How many drafts of the poem did you make before you finally reached the perfect final?
I was brand new to computers at 48 years old when I started college in 1999—discovered cut & paste and have written on a computer ever since! Greatest invention ever! Since I am basically a creative non-fiction writer I start at the beginning of the particular story I want to tell and slowly work and rework my way to the end. It is a very slow process for me. I start from the beginning--over and over—tweak and tweak—sit staring at the screen remembering—try out phrases and words to see what fits most accurately. I can even take out sentences, phrases, or paragraphs and store them on a blank word document—or save different versions. So much easier than using reams of paper handwriting--crossing things out, drawing arrows, cutting up pages to save parts and throw others. I have no clue as to how I could even count drafts because of my particular labor intensive, repetitive process. And, in my excitement, I still sent the copy where I misspelled aisle! (Makes me laugh and keeps a person humble.)

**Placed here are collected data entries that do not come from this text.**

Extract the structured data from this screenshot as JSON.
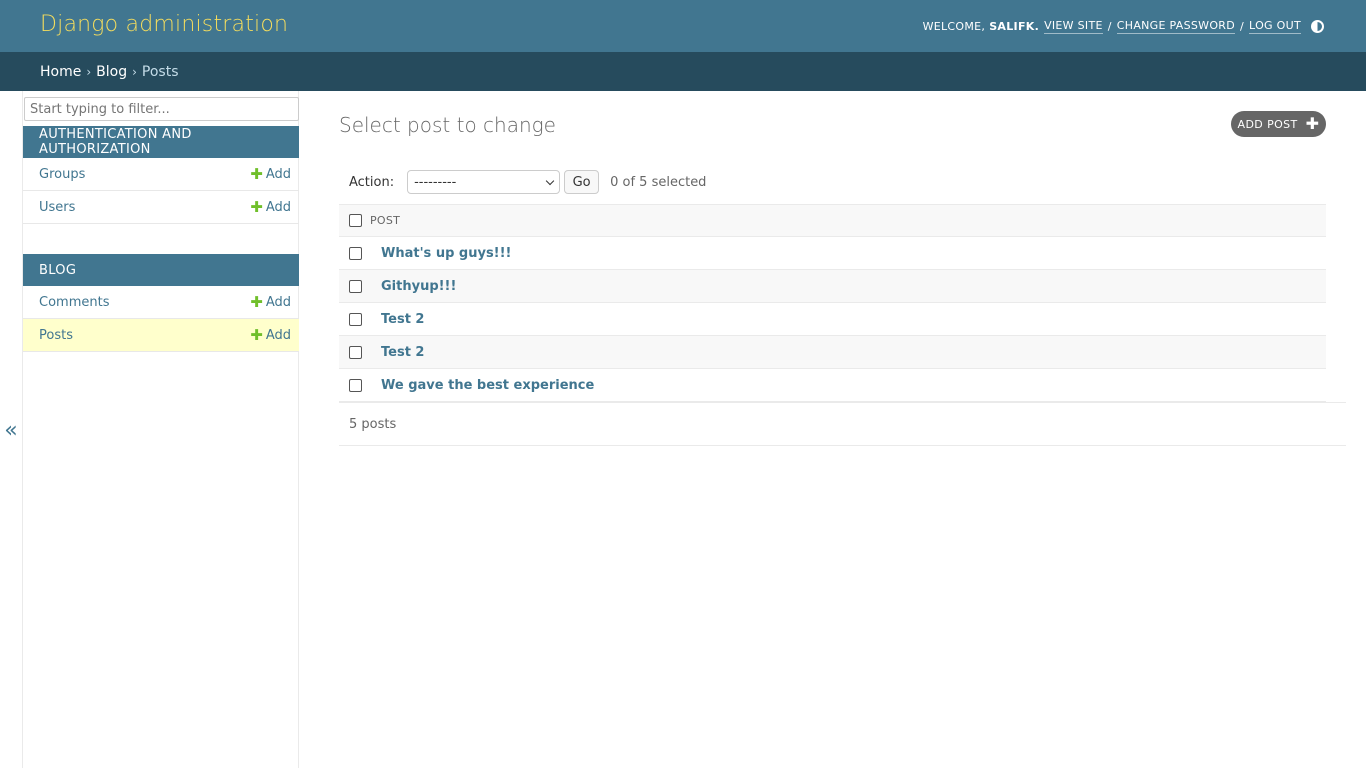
{
  "header": {
    "site_name": "Django administration",
    "welcome": "WELCOME,",
    "username": "SALIFK.",
    "view_site": "VIEW SITE",
    "change_password": "CHANGE PASSWORD",
    "log_out": "LOG OUT",
    "separator": "/"
  },
  "breadcrumbs": {
    "home": "Home",
    "app": "Blog",
    "current": "Posts",
    "separator": "›"
  },
  "sidebar": {
    "filter_placeholder": "Start typing to filter...",
    "collapse_label": "«",
    "modules": [
      {
        "caption": "AUTHENTICATION AND AUTHORIZATION",
        "models": [
          {
            "name": "Groups",
            "add": "Add"
          },
          {
            "name": "Users",
            "add": "Add"
          }
        ]
      },
      {
        "caption": "BLOG",
        "models": [
          {
            "name": "Comments",
            "add": "Add"
          },
          {
            "name": "Posts",
            "add": "Add",
            "current": true
          }
        ]
      }
    ]
  },
  "main": {
    "title": "Select post to change",
    "add_button": "ADD POST",
    "action_label": "Action:",
    "action_selected": "---------",
    "go_label": "Go",
    "selection_count": "0 of 5 selected",
    "column_header": "POST",
    "rows": [
      "What's up guys!!!",
      "Githyup!!!",
      "Test 2",
      "Test 2",
      "We gave the best experience"
    ],
    "paginator": "5 posts"
  },
  "colors": {
    "header_bg": "#417690",
    "breadcrumb_bg": "#264b5d",
    "brand_text": "#f5dd5d",
    "link": "#417690",
    "add_icon": "#70bf2b",
    "current_row": "#ffffcc"
  }
}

Approximately how much time did you spend writing and polishing this poem?
I think I was working on this poem for around 10-14 days for a class assignment. After I have finally made it to the end, I leave it alone for at least a day, preferably longer. Then I can come back to it with a fresh eye. If I can do that repeatedly for double checking there will come a time I can make it thru the story without tweaking. Then I know it is done.

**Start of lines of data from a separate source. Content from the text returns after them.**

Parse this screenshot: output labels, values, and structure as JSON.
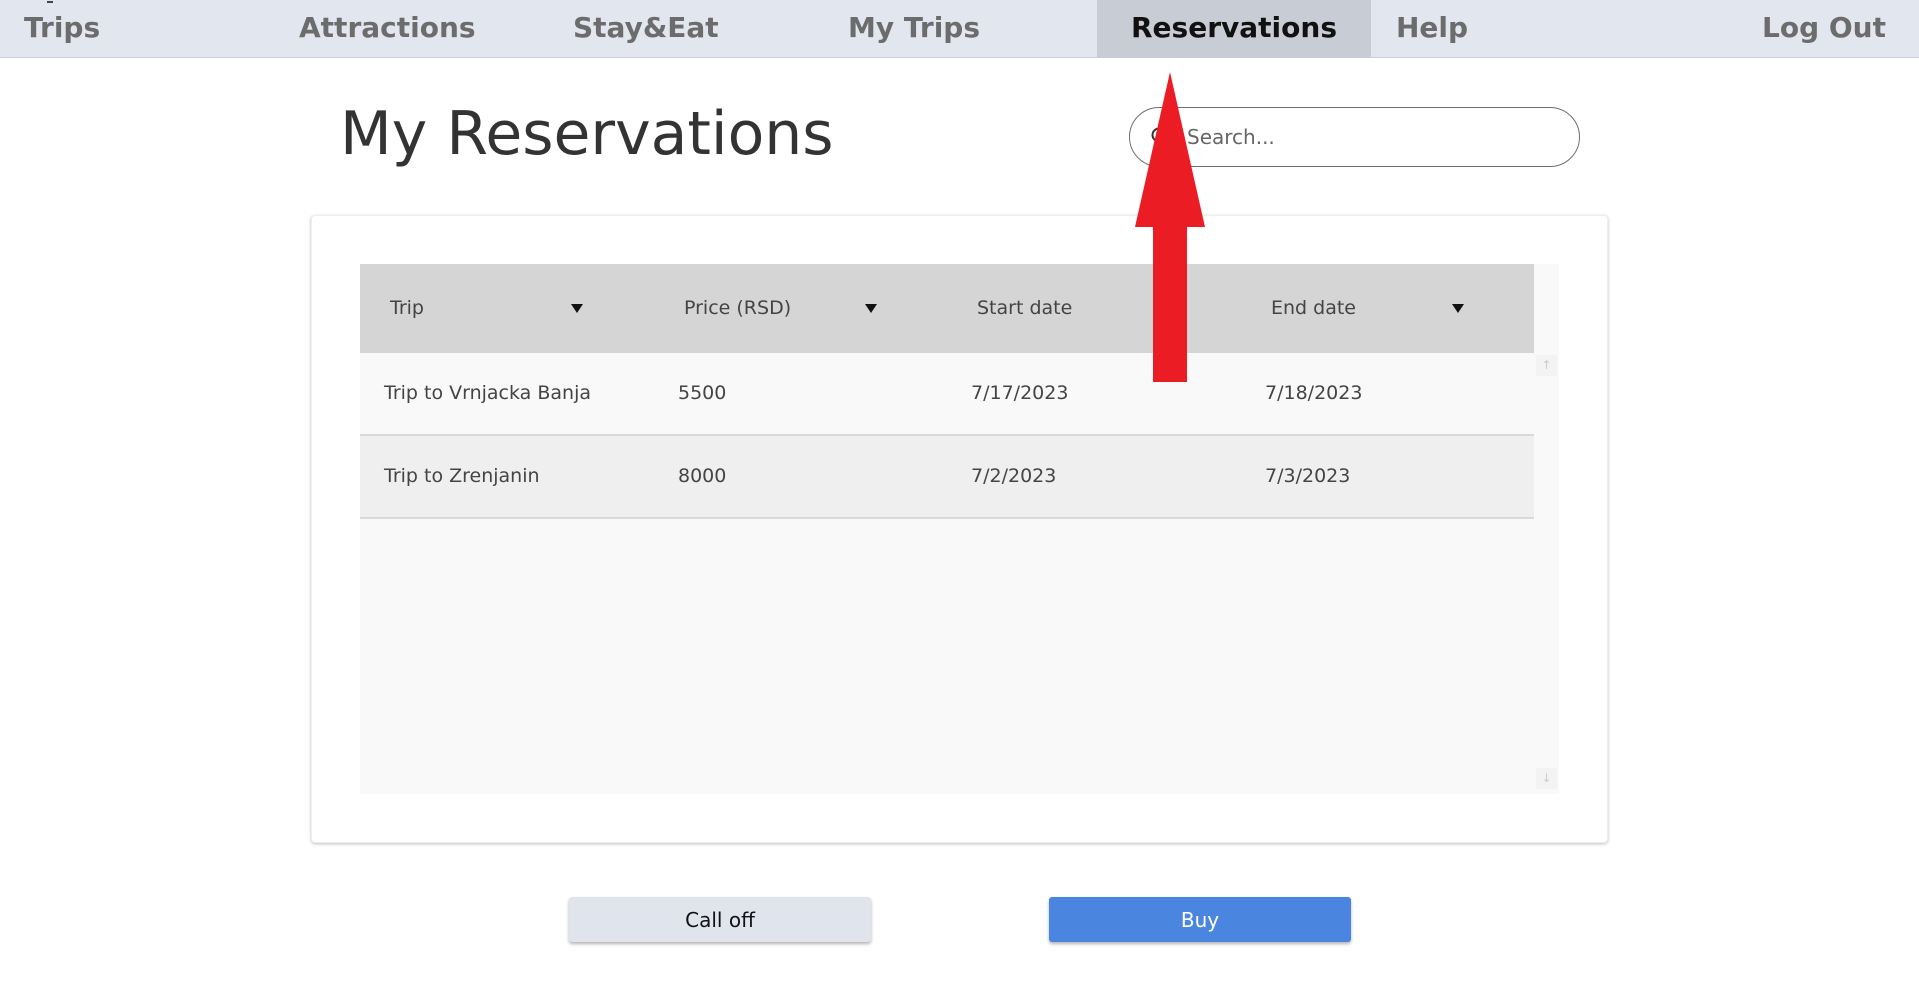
{
  "nav": {
    "items": [
      {
        "label": "Trips"
      },
      {
        "label": "Attractions"
      },
      {
        "label": "Stay&Eat"
      },
      {
        "label": "My Trips"
      },
      {
        "label": "Reservations",
        "active": true
      },
      {
        "label": "Help"
      }
    ],
    "logout_label": "Log Out"
  },
  "page": {
    "title": "My Reservations"
  },
  "search": {
    "placeholder": "Search...",
    "value": ""
  },
  "table": {
    "columns": [
      {
        "label": "Trip",
        "sortable": true
      },
      {
        "label": "Price (RSD)",
        "sortable": true
      },
      {
        "label": "Start date",
        "sortable": false
      },
      {
        "label": "End date",
        "sortable": true
      }
    ],
    "rows": [
      {
        "trip": "Trip to Vrnjacka Banja",
        "price": "5500",
        "start": "7/17/2023",
        "end": "7/18/2023"
      },
      {
        "trip": "Trip to Zrenjanin",
        "price": "8000",
        "start": "7/2/2023",
        "end": "7/3/2023"
      }
    ]
  },
  "actions": {
    "call_off_label": "Call off",
    "buy_label": "Buy"
  },
  "colors": {
    "nav_bg": "#e1e6ef",
    "nav_active_bg": "#c8ccd5",
    "buy_button": "#4a86e0",
    "call_off_button": "#dfe4ed",
    "annotation_arrow": "#ec1c24"
  },
  "icons": {
    "search": "search-icon",
    "sort": "sort-down-triangle-icon",
    "scroll_up": "scroll-up-arrow-icon",
    "scroll_down": "scroll-down-arrow-icon"
  }
}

Have you tried other areas of creative writing?
I started out kind of diary journaling—soul wrestling—hashing things out on paper until I could understand the whys—and I never stopped. I’ve also been an avid letter writer and verbal storyteller all my life. I prefer to think of it as sharing my path—hehe! A lifetime of freeform, stream of consciousness writing didn’t prepare me for professional, polished writing for strangers in college. (As you can tell, I developed a lot of bad writing habits over 50 years—probably why I am more comfortable blogging.)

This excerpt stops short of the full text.